A self-loathing kind of thing.

BRANCOWITZ: If you think about it, fashion should not exist. There are a few options for clothes; you know how they should be designed, more or less. So the fact of recreating every three months, it’s just stupid [Laughs]. And people in the industry, I think they know it deep in their hearts. They know it’s a shitty business model.

The Coppola Connection (2000-)

Your first video was directed by Thomas’ future brother-in-law Roman Coppola for the track “Funky Squaredance” in 2000. It’s a very bizarre sort of meta thing where the making of the video is the actual video. Can you describe how you decided to go in the direction you eventually did with it?

BRANCOWITZ: We sent him an email asking, “We love you, we are four guys from France, from Paris.” I think we sent a fax back in the day. “We would love to do a video for the song, it’s a weird song.”

MARS: “It’s nine minutes and we have no budget” [Laughs]. And so he wrote down, “I love the song, and zero budget is even better.” Because with less budget, you make better things.

Thomas, I think I read you first met Sofia when you were working on The Virgin Suicides soundtrack with Air. I never knew that was your vocal on “Playground Love” under a pseudonym.

MARS: Yeah, we were playing with Air a few shows in England as a backing band. I was the drummer, and we knew Phoenix was going to be releasing an album, so we wanted to be ready, and we had a few months to kill. So we went with them, and while we were rehearsing, they were writing the whole soundtrack [for The Virgin Suicides], but they had this song. I think they wanted David Bowie to sing it. But I did the temp, and I wrote the lyrics, because they only had like four lines. I never asked them if they liked it enough that they didn’t ask David Bowie or if David Bowie said no, but they kept the version.
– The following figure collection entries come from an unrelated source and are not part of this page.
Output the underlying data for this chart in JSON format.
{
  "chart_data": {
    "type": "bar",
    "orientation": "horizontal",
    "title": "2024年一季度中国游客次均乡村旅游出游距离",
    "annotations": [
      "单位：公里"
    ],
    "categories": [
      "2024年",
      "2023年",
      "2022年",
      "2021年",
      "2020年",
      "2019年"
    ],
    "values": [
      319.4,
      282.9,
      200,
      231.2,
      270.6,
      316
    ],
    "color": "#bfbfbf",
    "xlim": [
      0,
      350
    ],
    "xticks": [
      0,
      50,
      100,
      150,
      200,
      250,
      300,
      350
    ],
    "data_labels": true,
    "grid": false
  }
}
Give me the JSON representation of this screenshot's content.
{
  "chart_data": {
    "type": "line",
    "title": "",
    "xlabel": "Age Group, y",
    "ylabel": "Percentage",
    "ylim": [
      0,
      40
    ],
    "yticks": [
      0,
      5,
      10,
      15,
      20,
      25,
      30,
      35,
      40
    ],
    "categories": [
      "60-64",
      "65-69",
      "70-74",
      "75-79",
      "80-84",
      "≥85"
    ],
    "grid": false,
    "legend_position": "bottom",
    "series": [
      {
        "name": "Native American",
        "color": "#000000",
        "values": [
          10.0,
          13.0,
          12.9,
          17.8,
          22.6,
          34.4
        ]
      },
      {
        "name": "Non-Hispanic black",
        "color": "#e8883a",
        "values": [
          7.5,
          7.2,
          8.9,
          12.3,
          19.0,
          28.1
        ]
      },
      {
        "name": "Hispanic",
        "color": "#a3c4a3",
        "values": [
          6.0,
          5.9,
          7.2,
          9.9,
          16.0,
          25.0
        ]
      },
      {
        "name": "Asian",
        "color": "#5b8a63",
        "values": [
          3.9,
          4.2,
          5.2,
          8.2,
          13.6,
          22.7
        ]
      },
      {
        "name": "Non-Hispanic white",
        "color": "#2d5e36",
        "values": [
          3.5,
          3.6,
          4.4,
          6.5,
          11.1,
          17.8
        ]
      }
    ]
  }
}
What has it been like collaborating with Sofia, and the extended Coppola family for all these years?

MARS: Sofia was the one to introduce us to Roman, and we worked with Roman quite a bit before meeting Sofia again, for things like Marie Antoinette, for example. Now it’s like every project that she’s working on, we’re somehow involved. Just because of practicality things. For instance, when she writes a script, she needs music to be inspired, or sometimes she’ll write a scene on a specific piece of music that is hard to replace. And so whenever we exchange things in the band or play things I share this with her, songs that are there that she wants us to do variations, or she hears our music and then she writes a scene with our music. So it’s more about time, because we spend so much time together that throughout all this process, it doesn’t really feel like we’re working on a soundtrack until the end of the project, where it does feel like work. Because then you really have to put things together. But the beginning is very organic.

Are you working on her new film about Priscilla Presley?

MARS: Yes and no. I’m sure eventually yes. It’s never clear if we’re music supervisors or we make the score; in the end we do a little bit of everything.

BRANCOWITZ: We are always here to help. We’re a Swiss Army knife.

Air Suppliers (1998)

There’s a great clip from 1998 where you guys are the backing band for Air doing “Sexy Boy” at a London TV studio, but I think we kinda agreed upfront that we’re not gonna do the nostalgia thing, so I’m gonna let you off the hook.

MARS: No! I mean these were super fun for us because it was not our band, so the pressure was not higher.

BRANCOWITZ: We like all the memories, we just don’t feel the need to relive them, you know? We shared a lot of moments and we’re always together, so we always think about — especially the lows, they are more fun. I don’t know why. We love the lows.

MARS: We are nostalgic, but we’re not when we’re in the studio, I think. That’s because it’s not productive.

Alpha Zulu is out 11/4 via Loyaute/Glassnote Records.